Asynchronous commit controls whether we go to disk at time of commit, or
whether we defer this slightly. We have the same options with
replication: do we replicate at time of commit, or do we defer this
slightly for performance reasons. DRBD and other replication systems
show us that there is actually another difference when talking about
synchronous replication: do we go to disk on the standby before
acknowledging the primary?

We can generalise this as three closed questions, answered either Yes
(Synchronous) or No (Asynchronous)

* Does WAL get forced to disk on primary at commit time?
* Does WAL get forced across link to standby at commit time?
* Does WAL get forced to disk on standby at commit time?

* Does WAL get applied [and synced] to disk on standby at commit time?

This is important if you want to use the standby as a read-only.

That's an assumption - I'm not sure its a requirement in all cases.

If a standby query needed to see particular data then the *query* would
wait until correct data has been applied. I certainly wouldn't want to
penalise writing transactions on the primary because there *might* be a
statement on the standby that wishes to see an updated view.

I am slightly confused about what the fsync setting does to all this, hence
the brackets.

There is no sync() during WAL apply when each individual transaction
hits commit. This is because there is "no WAL" i.e. changes comes from
WAL to the database, so we have no need of a second WAL to protect the
changes being made.

I think that questions 2 and 3 are trivially bundled together. Once the
user can specify 2, implementing 3 should be trivial and vice versa.
I am not even convinced that these need to be two different parameters.
Also please note that an answer of "yes" to 3 means that 2 must also
be answered "yes".

Yes, they are trivially bundled together, but there is benefit in doing
so. The difference between 2 and 3 is about performance and levels of
robustness.

Waiting for transfer across link to standby (only) is much faster than
waiting for transfer *and* waiting for fsync. Probably twice as fast in
a tightly coupled cluster, i.e. option 3 will make your transactions
somewhat more robust, but twice the response time and half the
throughput.

We could represent this with 3 parameters:
synchronous_commit = on | off
synchronous_standby_transfer = on | off
synchronous_standby_wal_fsync = on | off

synchronous_standby_apply = on | off # just to propose a name

Changing the parameter setting at transaction-level would be expensive
if we had to set three parameters.

What exactly does "expensive" mean? All three parameters can probably be set
in one TCP packet from client to server.

Expensive as in we need to parse and handle each statement separately.
If we have a single parameter then much lower overhead.

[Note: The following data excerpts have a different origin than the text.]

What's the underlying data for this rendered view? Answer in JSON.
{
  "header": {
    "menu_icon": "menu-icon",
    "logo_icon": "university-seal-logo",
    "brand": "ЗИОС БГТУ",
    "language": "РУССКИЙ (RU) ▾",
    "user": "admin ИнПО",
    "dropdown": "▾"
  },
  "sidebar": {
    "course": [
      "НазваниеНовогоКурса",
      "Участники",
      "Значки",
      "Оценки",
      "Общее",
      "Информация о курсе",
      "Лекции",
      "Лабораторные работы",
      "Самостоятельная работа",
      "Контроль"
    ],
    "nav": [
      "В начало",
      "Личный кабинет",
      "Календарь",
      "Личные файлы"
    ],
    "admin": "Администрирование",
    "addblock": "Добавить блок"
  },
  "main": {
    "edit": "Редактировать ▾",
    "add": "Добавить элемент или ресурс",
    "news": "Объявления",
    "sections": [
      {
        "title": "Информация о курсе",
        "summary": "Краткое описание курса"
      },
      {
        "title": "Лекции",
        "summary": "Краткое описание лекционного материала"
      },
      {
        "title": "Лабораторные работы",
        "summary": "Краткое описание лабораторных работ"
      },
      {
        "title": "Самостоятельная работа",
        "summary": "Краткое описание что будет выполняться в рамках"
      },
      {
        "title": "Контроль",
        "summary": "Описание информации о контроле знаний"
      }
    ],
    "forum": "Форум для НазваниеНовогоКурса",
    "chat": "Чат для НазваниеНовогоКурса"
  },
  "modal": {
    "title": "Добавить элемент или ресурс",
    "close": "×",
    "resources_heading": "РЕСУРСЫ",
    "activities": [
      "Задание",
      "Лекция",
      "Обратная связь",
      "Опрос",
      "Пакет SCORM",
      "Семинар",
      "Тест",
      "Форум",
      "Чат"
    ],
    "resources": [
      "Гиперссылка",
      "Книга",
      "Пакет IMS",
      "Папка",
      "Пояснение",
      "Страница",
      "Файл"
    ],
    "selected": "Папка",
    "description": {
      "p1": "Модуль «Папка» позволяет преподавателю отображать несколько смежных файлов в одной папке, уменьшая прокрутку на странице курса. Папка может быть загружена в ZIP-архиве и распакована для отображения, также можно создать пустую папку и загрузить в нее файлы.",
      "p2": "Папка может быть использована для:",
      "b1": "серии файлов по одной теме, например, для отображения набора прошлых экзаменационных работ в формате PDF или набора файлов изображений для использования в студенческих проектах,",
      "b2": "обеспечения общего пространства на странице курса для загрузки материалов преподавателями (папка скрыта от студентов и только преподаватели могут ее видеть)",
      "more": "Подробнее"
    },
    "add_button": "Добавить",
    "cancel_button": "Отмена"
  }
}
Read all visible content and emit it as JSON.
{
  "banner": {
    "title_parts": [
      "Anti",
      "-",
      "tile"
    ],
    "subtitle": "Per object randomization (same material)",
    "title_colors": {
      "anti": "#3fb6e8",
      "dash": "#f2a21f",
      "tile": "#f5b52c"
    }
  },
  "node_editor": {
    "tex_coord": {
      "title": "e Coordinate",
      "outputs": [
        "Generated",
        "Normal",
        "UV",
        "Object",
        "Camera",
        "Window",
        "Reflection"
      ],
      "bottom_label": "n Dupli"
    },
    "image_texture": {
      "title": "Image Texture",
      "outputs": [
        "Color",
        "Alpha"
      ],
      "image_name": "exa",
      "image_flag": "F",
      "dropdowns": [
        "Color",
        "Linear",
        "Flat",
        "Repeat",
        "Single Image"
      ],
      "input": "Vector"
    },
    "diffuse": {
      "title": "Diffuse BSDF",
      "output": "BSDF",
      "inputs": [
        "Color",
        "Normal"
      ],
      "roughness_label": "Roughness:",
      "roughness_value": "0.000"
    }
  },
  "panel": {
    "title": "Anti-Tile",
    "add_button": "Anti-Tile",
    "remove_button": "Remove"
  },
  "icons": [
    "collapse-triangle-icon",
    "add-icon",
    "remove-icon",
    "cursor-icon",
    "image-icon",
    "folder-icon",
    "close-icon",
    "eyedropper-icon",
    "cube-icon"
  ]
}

Or we could use just a single parameter
synchronous_commit = 'AAA', 'SAA', 'SSA', 'SSS' or on |off when no
log-based replication is defined

Having the ability to set these at the transaction-level would be very
cool. Having it set via a *single* parameter would make it much more
viable to switch between AAA for bulk, low importance data and SSS for
very low volume, critical data, or somewhere in between on the same
server, at the same time.

The problem with a single parameter is that everything becomes position
dependent and if whyever a new parameter is introduced, it's not easy to
upgrade old application code.

True, but what new parameter do you imagine?

So proposal in summary is
* allow various modes of synchronous replication for perf/robustness
* allow modes to be specified per-transaction
* allow modes to be specified as a single parameter

How about creating named modes?

Good idea

This would give the user the ability to
define more fine-grained control especially in larger clusters of fail-over/read-only
servers without totally clogging the parameter space and application code.
Whether this should be done SQL-style or in some config file is not so clear to me,
although I'd prefer SQL-style like

CREATE SYNCHRONIZING MODE immediate_readonly AS
LOCAL SYNCHRONOUS APPLY
192.168.0.10 SYNCHRONOUS APPLY -- read-only slave
192.168.0.11 SYNCHRONOUS APPLY -- read-only slave
192.168.0.20 SYNCHRONOUS SHIP -- backup-server
192.168.0.21 SYNCHRONOUS SHIP -- backup-server
192.168.0.30 SYNHCRONOUS FSYNC -- backup-server with fast disks
;

Thats not how we define parameter values, so no.

and then something like

synchronize_mode = immediate_readonly;

Yeah, I know, give patches not pipe-dreams :)

Ah yes. Of course.

The only sensible options are these four:

AAA
SAA
SSA
SSS

plus the existing on & off

So we give them 4 names and set it using a single parameter value.

--
Simon Riggs www.2ndQuadrant.com
PostgreSQL Training, Services and Support

Hi,

Simon Riggs wrote:

There is no sync() during WAL apply when each individual transaction
hits commit. This is because there is "no WAL" i.e. changes comes from
WAL to the database, so we have no need of a second WAL to protect the
changes being made.

Aha, that makes much more sense to me now. So you are not just using the
WAL to transfer changes, but the remote WAL replaces the one on the
standby completely.

Do you have replication to multiple slaves on the radar?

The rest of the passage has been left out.